(Corrects Natixis estimate in penultimate paragraph to .. 50 bps and 60 bps, respectively ..not.. 50-55 bps)
By Yoruk Bahceli
LONDON, Dec 2 (Reuters) - Investors who earned double-digit returns from southern European government bonds are now reducing their exposure, fearful of the thinner trading volumes that dog this segment of the euro zone debt market in the holiday season.
Borrowing costs in Italy, Spain and Portugal have seen their biggest annual fall in years, down 90-135 basis points in 2019. Greek 10-year yields have plunged almost 300 bps.
Spanish and Portuguese 10-year borrowing costs even approached the 0% mark in mid-August, moving ever closer to the sub-zero yields seen in core euro zone countries including Germany, Netherlands and France.
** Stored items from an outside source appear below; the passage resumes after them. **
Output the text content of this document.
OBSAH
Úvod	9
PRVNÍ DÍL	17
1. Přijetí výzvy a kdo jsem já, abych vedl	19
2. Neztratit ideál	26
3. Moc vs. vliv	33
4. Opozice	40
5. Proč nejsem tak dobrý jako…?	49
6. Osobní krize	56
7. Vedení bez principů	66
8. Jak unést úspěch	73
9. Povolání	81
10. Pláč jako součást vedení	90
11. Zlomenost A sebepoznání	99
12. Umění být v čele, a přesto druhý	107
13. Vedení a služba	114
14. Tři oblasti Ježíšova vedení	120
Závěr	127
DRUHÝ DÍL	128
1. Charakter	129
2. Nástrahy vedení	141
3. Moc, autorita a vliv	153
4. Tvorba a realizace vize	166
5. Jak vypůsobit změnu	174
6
But the rally ended in November, with 10-year yields across southern Europe climbing 15-30 bps, while German yields rose only 5 bps.
One reason is that Spanish, Portuguese and Greek markets remain far more vulnerable to year-end price swings than the bigger and more liquid "core", and even Italy.
"We've liked Spain all year and we've done very well by being in Spain, but we actually took our profits," said Paul Rayner, head of government bonds at Royal London Asset Management.
"If everyone exits the door on Spain at the same time, it could be messy as the liquidity is not there."
Market liquidity - essentially the ease of buying and selling - is crucial because a selloff in thinly traded markets can mean investors struggle to find buyers for securities that are fast losing value.
So how illiquid are these markets?
On an average day in 2018, just 0.85% of outstanding Portuguese bonds changed hands. While that's a dramatic improvement from 0.3% in 2012, it's well below Germany's 1.55% turnover ratio, according to the Association for Financial Markets in Europe.
In Greece, the ratio is down at a miniscule 0.04%.
Southern Europe also scores poorly on another liquidity gauge: The gap between bids and offers, which is much wider than in core bond markets.
Greek bid-ask spreads climbed as high as 64 bps this year, while in Spain and Portugal they touched 40 bps and 48 bps respectively, Tradeweb data shows. On German Bunds, 8 bps was the peak.
"Honestly I wouldn't dare buy some Greek government bonds," said Cyril Regnat, head of research solutions at Natixis.
Greek spreads could gap 50 basis points wider if negative news hits, he added.
But as in any market where supply is low, increased demand would cause yields to fall more than in larger markets. Hence, investors who braved these markets in 2019 earned roughly 30% returns on Greek government bonds, according to Refinitiv data.
They would have made 10%-16% in Italy, Spain and Portugal, versus 6% in Germany.
But the selling rush may not last beyond December. Spain, Portugal and Italy are among the few investment-grade rated sovereigns still paying positive yields on 10-year debt.
There is also the supply-demand equation. Natixis predicts the European Central Bank will buy 35% of euro zone sovereign bond supply in 2020, versus 20% in 2019.
That should tighten Portuguese and Spanish 10-year yield premia over Germany to 50 bps and 60 bps, respectively, over the next year from the current 75 bps or so, they said.
"(Spain) is a trade that we'll come back to," RLAM's Rayner added.